As a continuation of a previous topic, I would like to address a similar experience.
Subjects completed an experiment in which their electrodermal activity was recorded. For each subject there are 72 observations, making the dataset ~40000 obs. long.
- As a depended variable is the electrodermal response amplitude of a subject for each observation.
- As fixed effects are binary variables (and their interaction), such as whether a subject had faced childhood maltreatment during the early year and whether they have experienced recent adversities.
- The variable "Subject" gets to be my random effect within the lmer function.
In R that would be translated into:
lmer(formula = response.Amplitudes ~ childhood.Adversity *
recent.Adversity + (1|Subject), data = data)

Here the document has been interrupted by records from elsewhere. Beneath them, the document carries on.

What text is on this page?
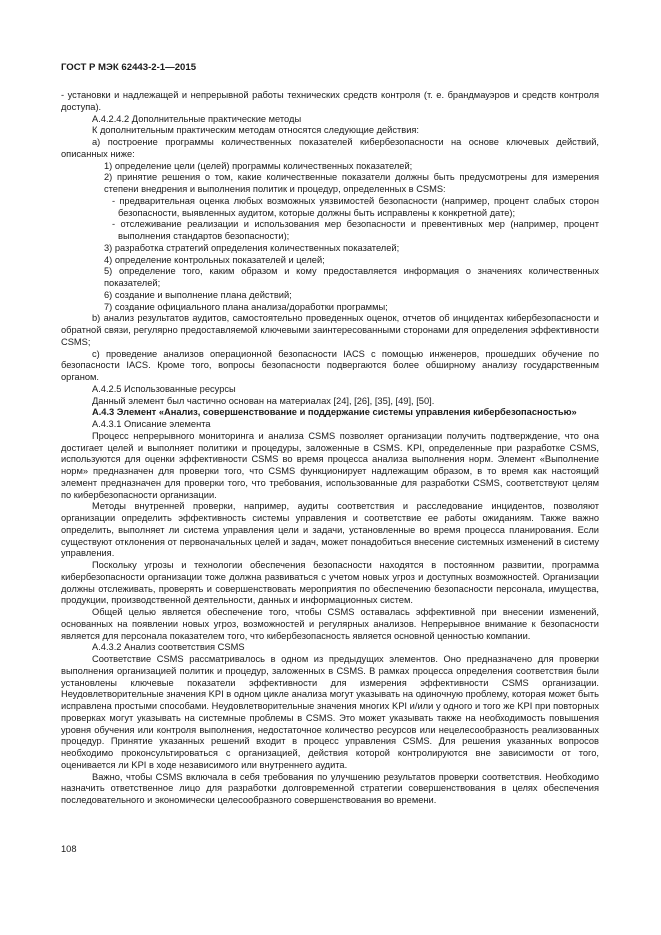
ГОСТ Р МЭК 62443-2-1—2015

- установки и надлежащей и непрерывной работы технических средств контроля (т. е. брандмауэров и средств контроля доступа).

A.4.2.4.2 Дополнительные практические методы

К дополнительным практическим методам относятся следующие действия:

а) построение программы количественных показателей кибербезопасности на основе ключевых действий, описанных ниже:

1) определение цели (целей) программы количественных показателей;

2) принятие решения о том, какие количественные показатели должны быть предусмотрены для измерения степени внедрения и выполнения политик и процедур, определенных в CSMS:

- предварительная оценка любых возможных уязвимостей безопасности (например, процент слабых сторон безопасности, выявленных аудитом, которые должны быть исправлены к конкретной дате);

- отслеживание реализации и использования мер безопасности и превентивных мер (например, процент выполнения стандартов безопасности);

3) разработка стратегий определения количественных показателей;

4) определение контрольных показателей и целей;

5) определение того, каким образом и кому предоставляется информация о значениях количественных показателей;

6) создание и выполнение плана действий;

7) создание официального плана анализа/доработки программы;

b) анализ результатов аудитов, самостоятельно проведенных оценок, отчетов об инцидентах кибербезопасности и обратной связи, регулярно предоставляемой ключевыми заинтересованными сторонами для определения эффективности CSMS;

с) проведение анализов операционной безопасности IACS с помощью инженеров, прошедших обучение по безопасности IACS. Кроме того, вопросы безопасности подвергаются более обширному анализу государственным органом.

A.4.2.5 Использованные ресурсы

Данный элемент был частично основан на материалах [24], [26], [35], [49], [50].

A.4.3 Элемент «Анализ, совершенствование и поддержание системы управления кибербезопасностью»

A.4.3.1 Описание элемента

Процесс непрерывного мониторинга и анализа CSMS позволяет организации получить подтверждение, что она достигает целей и выполняет политики и процедуры, заложенные в CSMS. KPI, определенные при разработке CSMS, используются для оценки эффективности CSMS во время процесса анализа выполнения норм. Элемент «Выполнение норм» предназначен для проверки того, что CSMS функционирует надлежащим образом, в то время как настоящий элемент предназначен для проверки того, что требования, использованные для разработки CSMS, соответствуют целям по кибербезопасности организации.

Методы внутренней проверки, например, аудиты соответствия и расследование инцидентов, позволяют организации определить эффективность системы управления и соответствие ее работы ожиданиям. Также важно определить, выполняет ли система управления цели и задачи, установленные во время процесса планирования. Если существуют отклонения от первоначальных целей и задач, может понадобиться внесение системных изменений в систему управления.

Поскольку угрозы и технологии обеспечения безопасности находятся в постоянном развитии, программа кибербезопасности организации тоже должна развиваться с учетом новых угроз и доступных возможностей. Организации должны отслеживать, проверять и совершенствовать мероприятия по обеспечению безопасности персонала, имущества, продукции, производственной деятельности, данных и информационных систем.

Общей целью является обеспечение того, чтобы CSMS оставалась эффективной при внесении изменений, основанных на появлении новых угроз, возможностей и регулярных анализов. Непрерывное внимание к безопасности является для персонала показателем того, что кибербезопасность является основной ценностью компании.

A.4.3.2 Анализ соответствия CSMS

Соответствие CSMS рассматривалось в одном из предыдущих элементов. Оно предназначено для проверки выполнения организацией политик и процедур, заложенных в CSMS. В рамках процесса определения соответствия были установлены ключевые показатели эффективности для измерения эффективности CSMS организации. Неудовлетворительные значения KPI в одном цикле анализа могут указывать на одиночную проблему, которая может быть исправлена простыми способами. Неудовлетворительные значения многих KPI и/или у одного и того же KPI при повторных проверках могут указывать на системные проблемы в CSMS. Это может указывать также на необходимость повышения уровня обучения или контроля выполнения, недостаточное количество ресурсов или нецелесообразность реализованных процедур. Принятие указанных решений входит в процесс управления CSMS. Для решения указанных вопросов необходимо проконсультироваться с организацией, действия которой контролируются вне зависимости от того, оценивается ли KPI в ходе независимого или внутреннего аудита.

Важно, чтобы CSMS включала в себя требования по улучшению результатов проверки соответствия. Необходимо назначить ответственное лицо для разработки долговременной стратегии совершенствования в целях обеспечения последовательного и экономически целесообразного совершенствования во времени.

108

Using anova and not the mixed a effected models, that would be:
aov(lm(response.Amplitudes ~ childhood.Adversity *
recent.Adversity, data = data)
The outcome of the first (mixed effects) formula gives a significant main effect of one of the fixed effects while an anova gives a high significance of both main effects and the interaction. Which is a huge difference
Obviously, the most logical explanation is that in my random effect, that of Subject, there is a huge variance.

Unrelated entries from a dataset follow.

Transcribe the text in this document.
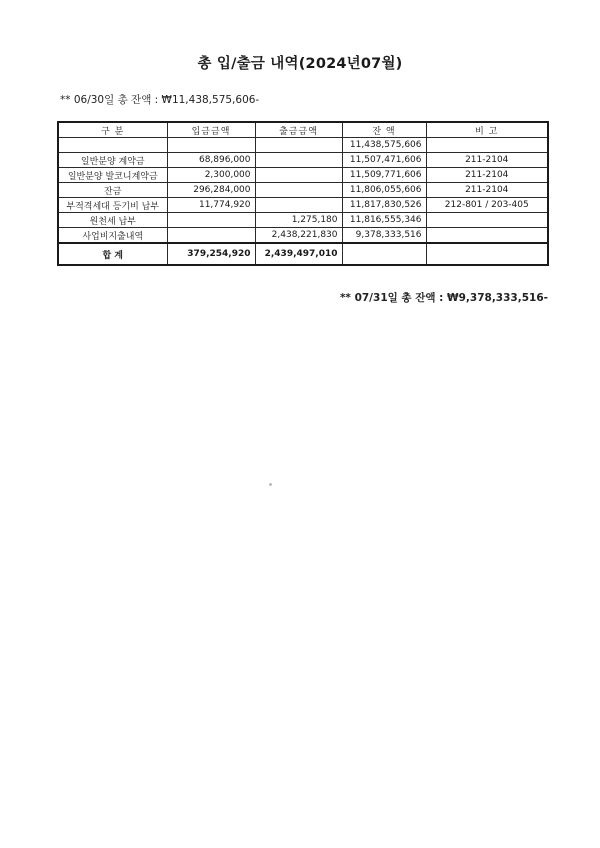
총 입/출금 내역(2024년07월)
** 06/30일 총 잔액 : ₩11,438,575,606-
구 분	입금금액	출금금액	잔 액	비 고
			11,438,575,606	
일반분양 계약금	68,896,000		11,507,471,606	211-2104
일반분양 발코니계약금	2,300,000		11,509,771,606	211-2104
잔금	296,284,000		11,806,055,606	211-2104
부적격세대 등기비 납부	11,774,920		11,817,830,526	212-801 / 203-405
원천세 납부		1,275,180	11,816,555,346	
사업비지출내역		2,438,221,830	9,378,333,516	
합 계	379,254,920	2,439,497,010		
** 07/31일 총 잔액 : ₩9,378,333,516-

Now, my question is: If this is the case, how can I prove that the huge difference between the models lies on the variance in the random effect? Is there a way to prove this, other than just looking at the outcome?
** Since I am new to the mixed models and that statistical approach, I recognize that the way of describing the problem lacks information or may be misleading. Please, let me know if I can provide any further information to make it more accurate.